If anyone needed a reminder of how closely the US, France and Britain co-ordinate on deterrence, submarines from the three allies were spotted last month berthing together in Scotland as war rages in Ukraine.
George Allison, editor of UK Defence Journal, noted the arrival of US Virginia-class and French Rubis submarines at the Faslane base on the Clyde. Faslane is the nuclear facility the SNP wants to close down if it manages to persuade sufficient nunbers of Scots to break up the United Kingdom. For decades, even during the Cold War, campaigners marched to protest against the existence of the base.
The SNP is still anti-nuclear weapons and sceptical about all military deployments that go beyond minor peacekeeping and soldiers cleaning canals. Until recently, and for most of its history, it was opposed to Nato. During the Second World War, when the party was a fringe movement, prominent Scottish Nationalists even wanted to see Britain beaten by the Nazis.
Things have moved on and the party has spent recent years trying to prove that it is no longer anti-military. This week Nicola Sturgeon, who joined the Campaign for Nuclear Disarmament as a youngster, even before she joined the SNP, used a speech at the Brookings Institution in Washington to say that the war in Ukraine vindicates independence and her new pro-Nato position.
The problem is that no amount of waffle in Washington can cover up reality. If the first minister gets what she wants on Scottish independence, Britain would face years of diversion and disruption before ending up weaker, thus undermining the West. The SNP taking Scotland out of the UK would mean Scotland leaving the British Army, the RAF and the Royal Navy, thereby damaging a key contributor to the Nato alliance at a time when Vladimir Putin presents potentially its gravest threat. Scottish separatism in such a climate would be geopolitical vandalism.
Having broken up Britain, the SNP says that it would then, no doubt with a cheeky wee smile, apply to join Nato. Having presumably removed Britain’s nuclear weapons from Scotland, it would apply to shelter under the nuclear umbrella provided by others.

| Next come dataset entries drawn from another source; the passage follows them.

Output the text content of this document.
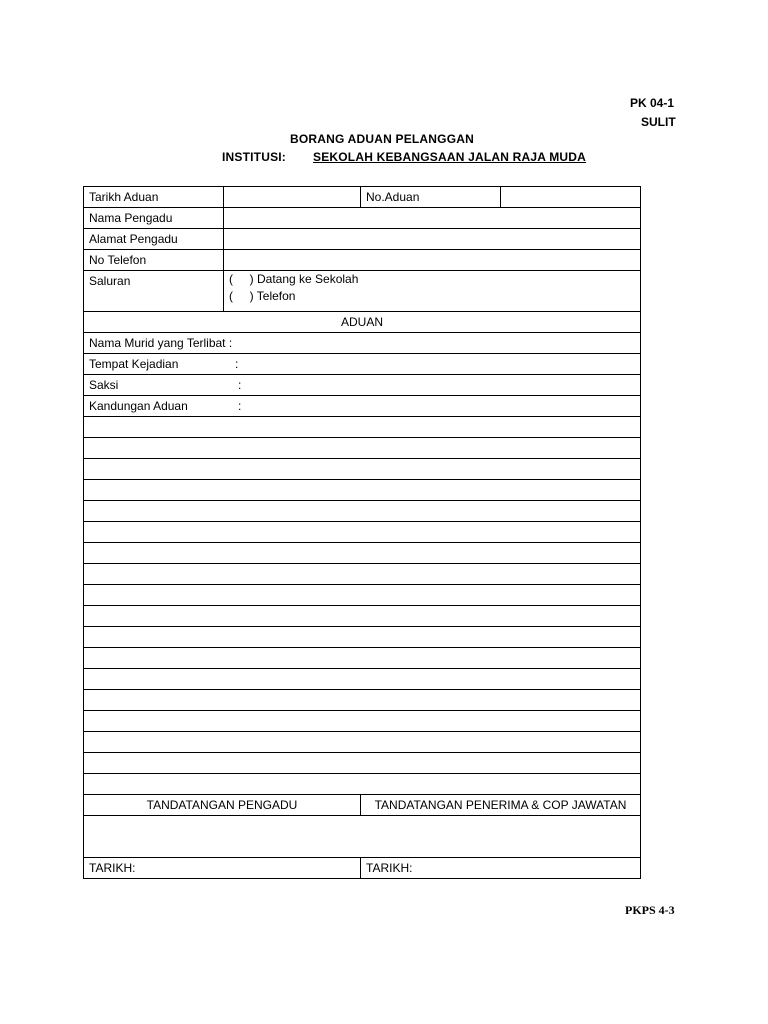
PK 04-1
SULIT
BORANG ADUAN PELANGGAN
INSTITUSI: SEKOLAH KEBANGSAAN JALAN RAJA MUDA
Tarikh Aduan		No.Aduan	
Nama Pengadu			
Alamat Pengadu			
No Telefon			
Saluran	(     ) Datang ke Sekolah
(     ) Telefon		

ADUAN			
Nama Murid yang Terlibat :			
Tempat Kejadian :			
Saksi :			
Kandungan Aduan :			

TANDATANGAN PENGADU		TANDATANGAN PENERIMA & COP JAWATAN	

TARIKH:		TARIKH:	
PKPS 4-3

You might think that, in the context of an actual war in Europe, this is not a credible position for the first minister to hold if she ever gets a referendum rerun. But it is further evidence that Sturgeon is so obsessed with independence that she sees everything through the prism of separation from England and is too parochial and ill-equipped to process the scale of what has happened in Ukraine and the implications for collective European security.
Sturgeon is often presented, south of the border, as some kind of grand strategic mastermind, always one move ahead of her bumbling English opponents. The truth is that on foreign affairs she is naive.
She demonstrated this in the substance of her remarks in Washington. After saying that Scotland stands with the EU and the UK on Russia, as though Scotland is separate already from the United Kingdom rather than an integral part of it, she posed as a hawk on Putin.
We’ll draw a veil over her predecessor, Alex Salmond, who famously condemned Nato during the Kosovo war and for several years even had a talk show on Russia Today, the Kremlin-supported channel. With the invasion of Ukraine, Salmond suspended the show and says that he will not return to the channel.
Sturgeon explained that in 2012, under the leadership of her one-time hero Salmond, the party ditched its opposition to Nato membership.
“There is no doubt that the events of the last three months have strengthened my conviction that this position is absolutely the right and essential one,” she said. “Coupled with a strong relationship with the United Kingdom, membership of the European Union and membership of Nato will be cornerstones of an independent Scotland’s security policy.”
What the first minister didn’t mention, before going on to talk about climate change, is that the Nationalists are still divided on the question of defence, so a Nato application would be far from guaranteed after independence.
While elements of the SNP continue to dislike the idea of joining a defensive alliance, the party’s coalition partner, the Greens, go further, wanting an independent Scotland to be neutral. They envisage a de-facto pacifist state.
The debate conducted on this question by Scotland’s two governing parties has a childlike quality. Patrick Harvie, the perennially ridiculous co-leader of the Scottish Greens and a minister in the devolved administration, has said that the EU is more important than Nato in aiding Ukraine, because it has implemented sanctions, putting pressure on Russia without weapons.
No need for heavy weapons then? It’s a view. But it’s a stupid view that overlooks how vital the weaponry and training provided by the US, Britain and Canada were early on in helping the Ukrainians to fight back.
Perhaps the Scots may decide eventually that this stuff is no barrier to separation and will choose sovereignty above all else, as the Brexiteers did when opting to leave the EU. But this is clearly different, for an obvious reason. Brexit was many things but it did not break up a 300-year-old sovereign state, a key defence and intelligence power at the heart of the western alliance against Russia and China. That’s what the SNP proposes to do.
I suspect it will be a difficult sell. On defence, Sturgeon is assuming that my fellow Scots are fools, and they’re not.